Last year I went through the arduous process of registering the boat in Utah for the first time. To my surprise, I discovered that Utah requires a separate registration for the trailer. The registration process was a hassle because I bought the boat in Colorado. In that state no title was needed to license the trailer or boat. In Utah I had to apply for titles before the boat and trailer could be registered. That required a policeman to come and inspect the boat and trailer. It took a few days and a couple separate trips to the state vehicle registration office, but I got it done.
So this was the first year that I received renewal notices for the boat and trailer. The cost to register the boat for the upcoming year was $41. The cost for the trailer is $77.50. That makes a combined total of $118.50.

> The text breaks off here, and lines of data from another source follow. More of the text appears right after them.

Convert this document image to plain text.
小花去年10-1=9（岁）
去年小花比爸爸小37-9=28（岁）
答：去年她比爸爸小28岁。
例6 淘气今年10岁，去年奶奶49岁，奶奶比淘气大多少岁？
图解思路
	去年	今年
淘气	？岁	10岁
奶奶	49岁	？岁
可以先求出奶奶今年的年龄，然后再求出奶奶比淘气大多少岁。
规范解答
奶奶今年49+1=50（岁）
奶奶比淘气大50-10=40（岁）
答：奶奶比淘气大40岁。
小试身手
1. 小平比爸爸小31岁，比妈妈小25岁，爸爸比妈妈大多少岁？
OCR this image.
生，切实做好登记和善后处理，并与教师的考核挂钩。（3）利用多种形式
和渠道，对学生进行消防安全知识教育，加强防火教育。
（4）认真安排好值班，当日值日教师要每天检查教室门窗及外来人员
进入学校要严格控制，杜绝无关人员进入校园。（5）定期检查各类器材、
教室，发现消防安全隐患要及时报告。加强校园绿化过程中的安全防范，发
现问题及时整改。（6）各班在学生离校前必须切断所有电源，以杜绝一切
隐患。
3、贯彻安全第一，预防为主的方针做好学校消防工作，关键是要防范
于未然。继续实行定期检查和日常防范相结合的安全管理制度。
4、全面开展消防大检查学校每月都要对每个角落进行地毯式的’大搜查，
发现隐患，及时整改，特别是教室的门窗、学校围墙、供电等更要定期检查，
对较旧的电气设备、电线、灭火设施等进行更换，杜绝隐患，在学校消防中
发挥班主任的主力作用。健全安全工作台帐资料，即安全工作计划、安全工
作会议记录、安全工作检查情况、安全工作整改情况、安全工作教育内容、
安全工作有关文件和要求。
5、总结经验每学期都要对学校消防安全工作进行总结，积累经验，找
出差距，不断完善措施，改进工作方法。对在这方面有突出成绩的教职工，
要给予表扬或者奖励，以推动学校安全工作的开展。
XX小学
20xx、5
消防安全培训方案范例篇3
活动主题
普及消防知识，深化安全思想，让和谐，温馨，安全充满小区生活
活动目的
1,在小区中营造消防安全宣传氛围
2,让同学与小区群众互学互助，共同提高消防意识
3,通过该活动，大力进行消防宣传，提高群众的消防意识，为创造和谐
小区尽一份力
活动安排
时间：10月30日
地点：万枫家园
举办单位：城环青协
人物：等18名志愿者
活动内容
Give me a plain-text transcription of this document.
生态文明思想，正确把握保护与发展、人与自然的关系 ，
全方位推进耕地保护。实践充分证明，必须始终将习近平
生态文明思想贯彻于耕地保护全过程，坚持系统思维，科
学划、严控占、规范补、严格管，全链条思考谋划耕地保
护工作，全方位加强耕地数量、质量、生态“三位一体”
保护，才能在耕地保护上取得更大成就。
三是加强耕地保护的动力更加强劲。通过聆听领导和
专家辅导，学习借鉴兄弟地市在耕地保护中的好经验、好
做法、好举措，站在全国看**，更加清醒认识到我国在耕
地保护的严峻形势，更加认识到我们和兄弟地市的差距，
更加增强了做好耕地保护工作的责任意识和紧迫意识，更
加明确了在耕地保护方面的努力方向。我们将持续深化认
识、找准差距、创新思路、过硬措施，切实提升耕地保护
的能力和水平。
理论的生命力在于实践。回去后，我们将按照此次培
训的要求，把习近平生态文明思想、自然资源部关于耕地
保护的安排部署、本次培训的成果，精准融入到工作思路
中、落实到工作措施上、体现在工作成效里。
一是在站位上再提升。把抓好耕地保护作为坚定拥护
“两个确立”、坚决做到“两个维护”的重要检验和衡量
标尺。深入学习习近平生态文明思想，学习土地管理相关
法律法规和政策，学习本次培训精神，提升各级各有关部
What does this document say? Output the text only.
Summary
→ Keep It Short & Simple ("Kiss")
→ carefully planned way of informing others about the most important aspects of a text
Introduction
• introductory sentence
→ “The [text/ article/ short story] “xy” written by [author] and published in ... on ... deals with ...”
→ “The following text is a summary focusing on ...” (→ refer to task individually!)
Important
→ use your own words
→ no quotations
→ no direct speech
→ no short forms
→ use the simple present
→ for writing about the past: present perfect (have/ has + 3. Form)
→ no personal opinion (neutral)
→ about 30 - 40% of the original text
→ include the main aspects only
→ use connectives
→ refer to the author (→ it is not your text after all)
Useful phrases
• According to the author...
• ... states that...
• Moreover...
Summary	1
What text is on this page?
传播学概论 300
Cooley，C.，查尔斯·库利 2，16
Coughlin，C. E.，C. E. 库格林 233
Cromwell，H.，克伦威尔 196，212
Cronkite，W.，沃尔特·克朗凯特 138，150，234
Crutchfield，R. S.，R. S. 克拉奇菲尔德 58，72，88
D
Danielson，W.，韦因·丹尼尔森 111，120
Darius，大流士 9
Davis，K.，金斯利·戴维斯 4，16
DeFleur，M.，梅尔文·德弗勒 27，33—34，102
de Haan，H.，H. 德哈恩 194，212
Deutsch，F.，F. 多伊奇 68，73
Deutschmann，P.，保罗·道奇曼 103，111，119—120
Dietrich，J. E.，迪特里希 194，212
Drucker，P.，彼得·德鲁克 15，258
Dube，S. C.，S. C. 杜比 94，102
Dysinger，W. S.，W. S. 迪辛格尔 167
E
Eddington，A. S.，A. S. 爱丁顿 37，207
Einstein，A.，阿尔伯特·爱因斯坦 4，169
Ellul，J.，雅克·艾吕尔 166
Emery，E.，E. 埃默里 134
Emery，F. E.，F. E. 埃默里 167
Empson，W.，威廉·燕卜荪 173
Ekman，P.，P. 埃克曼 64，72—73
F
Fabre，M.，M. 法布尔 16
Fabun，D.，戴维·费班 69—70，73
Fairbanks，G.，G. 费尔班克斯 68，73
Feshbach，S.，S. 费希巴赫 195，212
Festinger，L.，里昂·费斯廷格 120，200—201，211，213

That seems a little steep, but I am willing to pay my share. It is difficult, however, for me to understand why it costs nearly twice as much to register the trailer as the boat. Without the boat, the trailer is pretty worthless.
Consider this: the trailer is a 1971 model. That makes it 39 years old. So if the tax and fee were constant over that time, the state would have collected $3,022.50 so far. That would compare to $1,599 for the taxes and fees on the boat over the same period. Of course taxes and fees aren’t constant. They were likely less in the past and will likely be more in the future. Still, it seems like a lot of money to pay for a trailer whose only purpose is to haul the boat that is taxed at a much lower rate.
While I do not understand the rationale for the discrepancy in fees, I know better than to try to argue about it with the people who handle the registrations. After all, they are only following the rules established by our legislators.
Maybe state legislators can follow the same model to bolster the waning budget coffers. How about levying a new hefty registration fee for vehicle tires? Or perhaps they could require airplane owners to have a separate registration process and an obscenely high fee for the propellers. How about a new registration requirement and fee for motorcycle handlebars?
Perhaps I was wrong in my assessment of the boat/trailer situation. Maybe charging a separate higher fee for the trailer than for the boat is genius instead of ridiculous.